The Discovery Zone officially opened Tuesday at a gathering of district administration, teachers, students and community members.
District officials wanted to take advantage of some unused space, said Fort Cherry director of curriculum instruction Trisha Craig.
“We had a space we didn’t know what to do with and we were looking closely at the different spaces on campus to try to reinvigorate them and recreate them so they are better learning spaces for our students,” Craig said.
While the Discovery Zone is attached to the elementary school, it’s open to students and staff district-wide. Students in 5th and 12th grade agricultural classes planted vertical and shade gardens.
Craig said creating the multipurpose classroom was a collaborative effort involving students, educators, administrators and generous grant donors.
“Teachers bring the students out, our custodians use it, our secretaries use it,” Craig said. “It’s an open space for people to come out and relax and to learn.”The weather station and outlets in the space are powered by two solar panels installed by Pittsburgh-based AYA Instruments.
“The school has the capability to look at their own weather station, which is close to a professional grade weather station, for any data they would like,” said Carl Lotz, manager of product development and sales for AYA Instruments. “They can also access weather data from other stations from around the world and around the country.”
In addition to measuring weather data, the station monitors the amount of power generated by the solar panels. Craig said students have already studied data in their classes.

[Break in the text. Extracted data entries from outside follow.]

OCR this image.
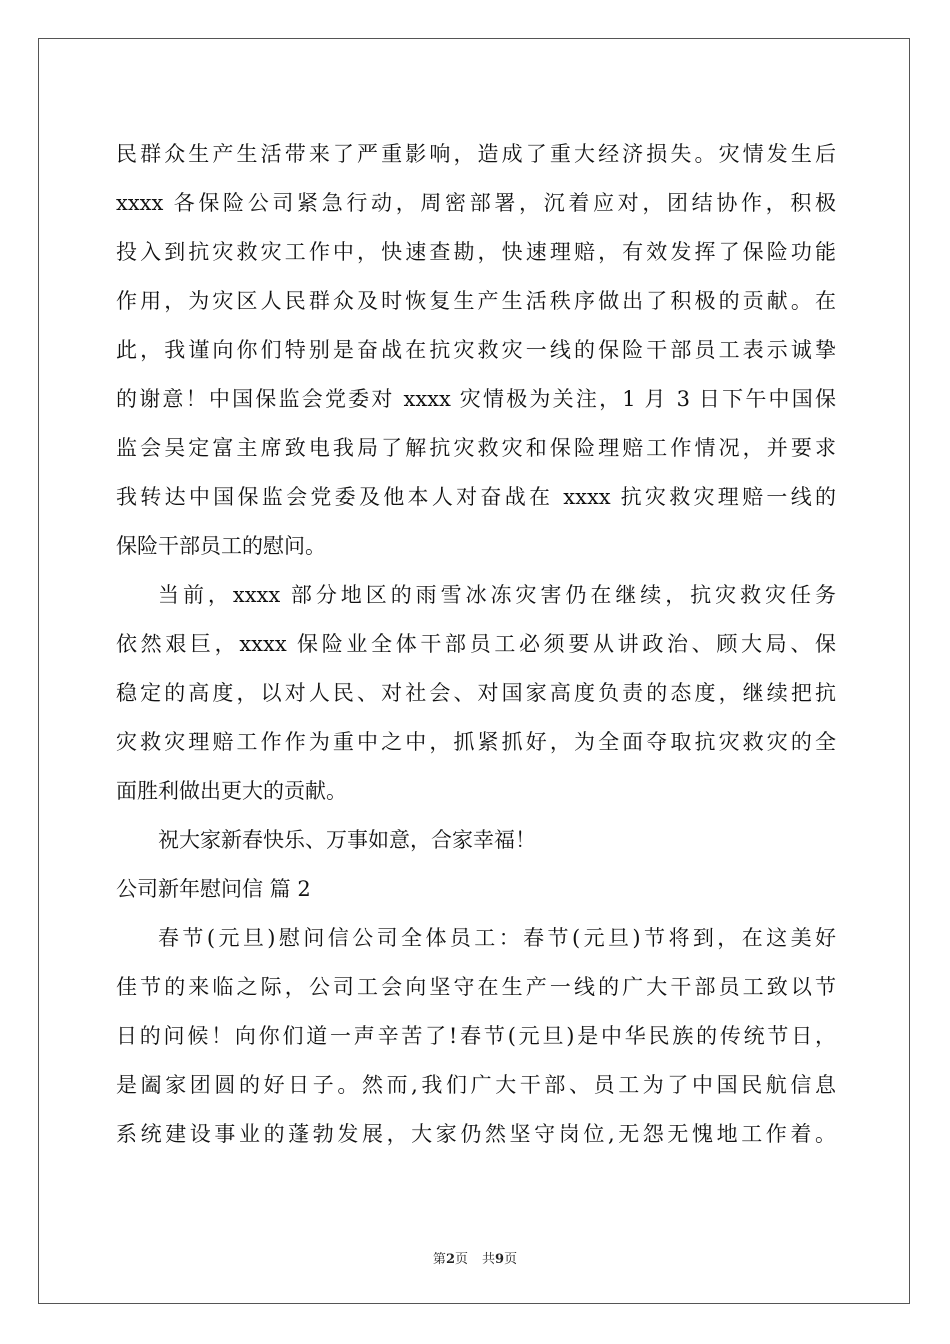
民群众生产生活带来了严重影响，造成了重大经济损失。灾情发生后
xxxx 各保险公司紧急行动，周密部署，沉着应对，团结协作，积极
投入到抗灾救灾工作中，快速查勘，快速理赔，有效发挥了保险功能
作用，为灾区人民群众及时恢复生产生活秩序做出了积极的贡献。在
此，我谨向你们特别是奋战在抗灾救灾一线的保险干部员工表示诚挚
的谢意！中国保监会党委对 xxxx 灾情极为关注，1 月 3 日下午中国保
监会吴定富主席致电我局了解抗灾救灾和保险理赔工作情况，并要求
我转达中国保监会党委及他本人对奋战在 xxxx 抗灾救灾理赔一线的
保险干部员工的慰问。
当前，xxxx 部分地区的雨雪冰冻灾害仍在继续，抗灾救灾任务
依然艰巨，xxxx 保险业全体干部员工必须要从讲政治、顾大局、保
稳定的高度，以对人民、对社会、对国家高度负责的态度，继续把抗
灾救灾理赔工作作为重中之中，抓紧抓好，为全面夺取抗灾救灾的全
面胜利做出更大的贡献。
祝大家新春快乐、万事如意，合家幸福！
公司新年慰问信 篇 2
春节(元旦)慰问信公司全体员工：春节(元旦)节将到，在这美好
佳节的来临之际，公司工会向坚守在生产一线的广大干部员工致以节
日的问候！向你们道一声辛苦了!春节(元旦)是中华民族的传统节日，
是阖家团圆的好日子。然而,我们广大干部、员工为了中国民航信息
系统建设事业的蓬勃发展，大家仍然坚守岗位,无怨无愧地工作着。
第2页 共9页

“There’s a website that manages all of that data,” Craig said. “So, whether it’s an AP physics class or it’s a 4th grade science class, they can go on and use it. Our AP physics 2 class actually did some study of the solar panels earlier this year and were monitoring usage data."
Welsh said the space offers room for growth, and the district is developing projects for next year’s classes to further utilize the discovery zone. For example, next year, students in 4th through 6th grades will create solar ovens which will direct the warmth of the sun to melt crayons.
“The outdoor space is a great new way to implement ‘messy science’ projects,” Welsh said. “In the spring, I’ve been trying to bring students out here for a couple different projects where it allows us to have the freedom to be messy, not worry about clean up so much … it’s a great escape for students.”